The Office of the Vice President has the most limited legal and constitutional power over the Justice Department. It can have input on an extremely narrow range of political policies, but absolutely none in operational matters. Yet the Times reports that Cheney sent Gonzales to pressure the attorney general to sign off on warrantless wiretaps. Why would a White House counsel act on a vice president’s orders? And what else did Cheney’s office do to influence the Justice Department over the past six years? Nothing is known beyond that one line in the Times.

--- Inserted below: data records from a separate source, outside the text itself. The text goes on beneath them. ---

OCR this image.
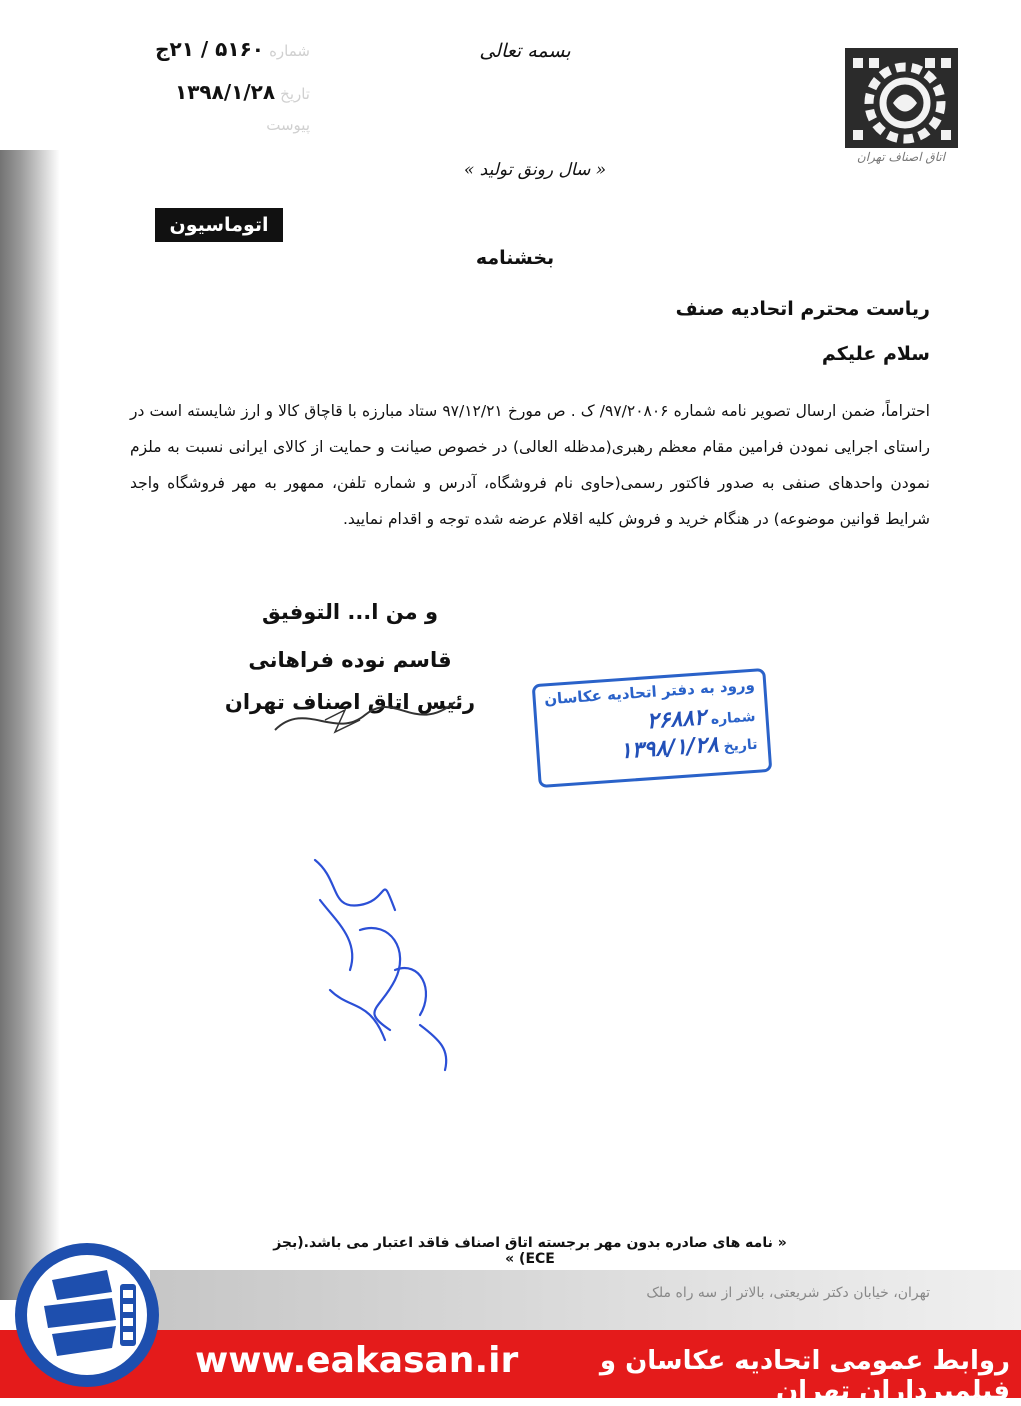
شماره ۵۱۶۰ / ۲۱ج
تاریخ ۱۳۹۸/۱/۲۸
پیوست
بسمه تعالی
« سال رونق تولید »
اتاق اصناف تهران
اتوماسیون اداری	بخشنامه
ریاست محترم اتحادیه صنف
سلام علیکم
احتراماً، ضمن ارسال تصویر نامه شماره ۹۷/۲۰۸۰۶/ ک . ص مورخ ۹۷/۱۲/۲۱ ستاد مبارزه با قاچاق کالا و ارز شایسته است در راستای اجرایی نمودن فرامین مقام معظم رهبری(مدظله العالی) در خصوص صیانت و حمایت از کالای ایرانی نسبت به ملزم نمودن واحدهای صنفی به صدور فاکتور رسمی(حاوی نام فروشگاه، آدرس و شماره تلفن، ممهور به مهر فروشگاه واجد شرایط قوانین موضوعه) در هنگام خرید و فروش کلیه اقلام عرضه شده توجه و اقدام نمایید.
و من ا... التوفیق
قاسم نوده فراهانی
رئیس اتاق اصناف تهران	ورود به دفتر اتحادیه عکاسان
شماره ۲۶۸۸۲
تاریخ ۱۳۹۸/۱/۲۸
« نامه های صادره بدون مهر برجسته اتاق اصناف فاقد اعتبار می باشد.(بجز ECE) »
تهران، خیابان دکتر شریعتی، بالاتر از سه راه ملک
www.eakasan.ir	روابط عمومی اتحادیه عکاسان و فیلمبرداران تهران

We know nothing about the domestic wiretapping program, especially if it is as extensive as National Intelligence Director McConnell suggests. Only a congressional investigation can settle suspicions. When he was a congressman, Cheney notoriously defended the conduct of Oliver North in the Iran-Contra affair as an aspect of executive power of which he approved. After North testified before the joint congressional committee investigating the scandal, Cheney declared that he was “the most effective and impressive witness certainly this committee has heard.” In the minority report on Iran-Contra written under Cheney’s aegis, the congressional role in overseeing foreign policy was contemptuously dismissed: “If they interfere with the core presidential foreign policy functions, they should be struck down.” In the theoretical discussion of his view of the executive, it may be forgotten that North, whom he so passionately defended, had gotten the Washington field office of the FBI to wiretap the sources of the congressional investigators who were probing his activities. Fawn Hall, North’s secretary, at his March 1989 trial delivered a line that summarized the entire affair and presciently anticipated certain Bush administration policies. “Sometimes you have to go above the law.”
Now, in light of the Times’ revelation of Cheney’s order to Gonzales, the relevant committees of Congress are justified in requesting or subpoenaing documents from the Justice Department about the intrusion of the Office of the Vice President into domestic legal matters. The trail of what happened from 2001 to the present will be visible, to the extent it remains a record, embedded in e-mail communications and memorandums from the OVP to the Justice Department or in internal memos referring to such communications. Requesting them from the department end rather than the White House makes any claim of executive privilege hollow regarding departments or agencies outside the White House itself. The Justice Department has already cooperated with Congress in turning over documents. Why would it suddenly now refuse?
If executive privilege were to be applied in this instance to the Justice Department, then the unitary theory of government in which all power resides in a single vessel, a great Decider, would render the Constitution’s grant of powers to three branches of government defunct.
Even Nixon, in asserting executive privilege in the heat of the Watergate scandal, did not claim that it applied to decisions made in the Justice Department. Attorney General John Mitchell, found guilty of perjury and obstruction of justice, could not be protected from prosecution for his part in what he called the “White House horrors.”
Dick Cheney, the greatest exponent of the Nixonian concept of the presidency, more successful than Nixon, has usurped in his grasp of executive power even command of domestic legal policy. But we have seen only a flicker of a shadow of his power. And Bush knows that Rove, too, has played puppet master. Losing Gonzales would raise the curtain on this era’s “White House horrors.” So Bush throws executive privilege over everyone he can. The yes man has become the indispensable man.